鉄則はひとつ、刺激しないこと。つぶしたり、驚かせたりすると、あの強烈なニオイを出されます。掃除機で吸うのは絶対にやめてください——私はそれで掃除機を買い替えることになりました。
生きているカメムシへの対応から死骸の片付け方まで、掃除機NGの理由と買い替えになった失敗談込みで、気になる方はこちらの記事で。下のカードからどうぞ。

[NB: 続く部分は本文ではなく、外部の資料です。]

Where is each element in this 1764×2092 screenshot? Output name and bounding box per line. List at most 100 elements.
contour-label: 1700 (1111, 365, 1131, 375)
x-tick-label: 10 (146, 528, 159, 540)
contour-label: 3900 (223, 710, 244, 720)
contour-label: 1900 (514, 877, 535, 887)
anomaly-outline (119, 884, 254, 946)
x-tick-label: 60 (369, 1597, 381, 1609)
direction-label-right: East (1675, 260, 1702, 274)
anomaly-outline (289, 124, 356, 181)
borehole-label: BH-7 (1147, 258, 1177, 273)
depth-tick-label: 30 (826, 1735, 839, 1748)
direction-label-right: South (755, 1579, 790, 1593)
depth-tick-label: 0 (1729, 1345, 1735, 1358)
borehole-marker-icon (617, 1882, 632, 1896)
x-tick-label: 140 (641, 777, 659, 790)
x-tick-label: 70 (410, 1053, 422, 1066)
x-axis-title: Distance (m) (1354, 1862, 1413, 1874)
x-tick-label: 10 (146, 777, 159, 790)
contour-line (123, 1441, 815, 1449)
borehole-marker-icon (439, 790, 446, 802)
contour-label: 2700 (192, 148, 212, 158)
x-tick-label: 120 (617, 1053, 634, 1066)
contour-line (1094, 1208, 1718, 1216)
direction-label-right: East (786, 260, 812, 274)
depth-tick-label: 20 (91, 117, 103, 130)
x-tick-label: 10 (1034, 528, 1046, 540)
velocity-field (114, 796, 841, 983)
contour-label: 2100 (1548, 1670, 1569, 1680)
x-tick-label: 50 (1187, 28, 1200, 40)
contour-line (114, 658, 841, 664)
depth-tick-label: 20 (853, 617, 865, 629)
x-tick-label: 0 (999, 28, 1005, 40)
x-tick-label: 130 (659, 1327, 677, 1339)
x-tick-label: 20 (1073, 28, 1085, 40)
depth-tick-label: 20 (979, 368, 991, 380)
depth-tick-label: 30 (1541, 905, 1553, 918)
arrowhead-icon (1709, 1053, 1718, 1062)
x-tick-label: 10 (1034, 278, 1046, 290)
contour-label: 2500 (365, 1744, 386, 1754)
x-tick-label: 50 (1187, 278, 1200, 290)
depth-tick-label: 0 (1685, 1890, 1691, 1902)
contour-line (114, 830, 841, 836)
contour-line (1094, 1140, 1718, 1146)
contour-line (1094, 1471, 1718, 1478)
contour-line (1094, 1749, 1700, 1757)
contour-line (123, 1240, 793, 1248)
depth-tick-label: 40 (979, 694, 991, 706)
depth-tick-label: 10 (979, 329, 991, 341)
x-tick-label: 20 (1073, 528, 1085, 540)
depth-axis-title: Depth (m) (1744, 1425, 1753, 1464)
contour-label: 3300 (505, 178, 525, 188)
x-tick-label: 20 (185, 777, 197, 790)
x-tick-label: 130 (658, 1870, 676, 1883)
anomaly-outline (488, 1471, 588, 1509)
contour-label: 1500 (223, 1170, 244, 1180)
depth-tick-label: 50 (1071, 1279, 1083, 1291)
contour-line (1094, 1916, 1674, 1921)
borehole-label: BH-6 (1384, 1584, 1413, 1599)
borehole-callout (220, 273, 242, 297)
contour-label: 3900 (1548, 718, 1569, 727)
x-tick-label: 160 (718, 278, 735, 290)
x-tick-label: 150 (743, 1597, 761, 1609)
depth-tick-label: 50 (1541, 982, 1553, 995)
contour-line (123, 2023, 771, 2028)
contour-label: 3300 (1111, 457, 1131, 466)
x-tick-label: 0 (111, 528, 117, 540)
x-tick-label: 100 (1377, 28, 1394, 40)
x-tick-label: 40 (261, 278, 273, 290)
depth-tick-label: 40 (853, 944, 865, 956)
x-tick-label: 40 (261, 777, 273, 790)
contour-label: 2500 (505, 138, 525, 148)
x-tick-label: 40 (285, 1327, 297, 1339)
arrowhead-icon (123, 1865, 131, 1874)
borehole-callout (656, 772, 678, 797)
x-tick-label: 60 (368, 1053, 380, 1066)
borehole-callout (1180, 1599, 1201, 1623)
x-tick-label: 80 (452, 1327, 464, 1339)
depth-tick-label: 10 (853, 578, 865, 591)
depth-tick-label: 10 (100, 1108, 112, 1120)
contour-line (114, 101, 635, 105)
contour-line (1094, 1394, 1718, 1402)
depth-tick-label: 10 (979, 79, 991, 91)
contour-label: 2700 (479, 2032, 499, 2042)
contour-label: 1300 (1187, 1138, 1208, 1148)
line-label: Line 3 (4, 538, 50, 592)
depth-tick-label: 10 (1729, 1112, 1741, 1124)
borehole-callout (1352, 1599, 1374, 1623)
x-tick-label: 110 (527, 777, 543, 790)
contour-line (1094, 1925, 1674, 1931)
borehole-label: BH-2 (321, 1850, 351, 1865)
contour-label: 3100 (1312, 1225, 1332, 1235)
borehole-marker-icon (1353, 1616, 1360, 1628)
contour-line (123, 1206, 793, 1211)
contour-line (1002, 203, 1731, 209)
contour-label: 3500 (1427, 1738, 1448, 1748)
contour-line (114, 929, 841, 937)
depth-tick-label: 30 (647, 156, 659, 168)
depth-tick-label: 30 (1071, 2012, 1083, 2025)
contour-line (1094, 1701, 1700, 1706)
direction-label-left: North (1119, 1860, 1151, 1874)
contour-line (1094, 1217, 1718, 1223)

まとめ:「そもそも入れない」で、カメムシに悩まされない毎日へ
カメムシ侵入対策のまとめ
- 網戸は右側の窓を開ける(左側を開けるなら全開に)——無料で今日から可能
- 構造的な隙間は隙間テープでふさぐ(開閉の多い場所はホームセンター品が長持ち)
- ふさげない場所は忌避剤スプレーで守る(私は玄関で効果を実感)
- 夜は明かりを漏らさない(電気をつける部屋の窓は開けない)
カメムシ対策というと駆除グッズに目が行きがちですが、いちばん効くのは「そもそも家に入れない・寄せ付けない」ことです。
まずは網戸の使い方と隙間テープで、物理的に入れない対策を。そこに出入り口になりやすい場所への専用スプレーを重ねれば、相乗効果で「家自体に寄せ付けない」守りができあがります。私の家で部屋のカメムシがゼロになったのは、この合わせ技のおかげです。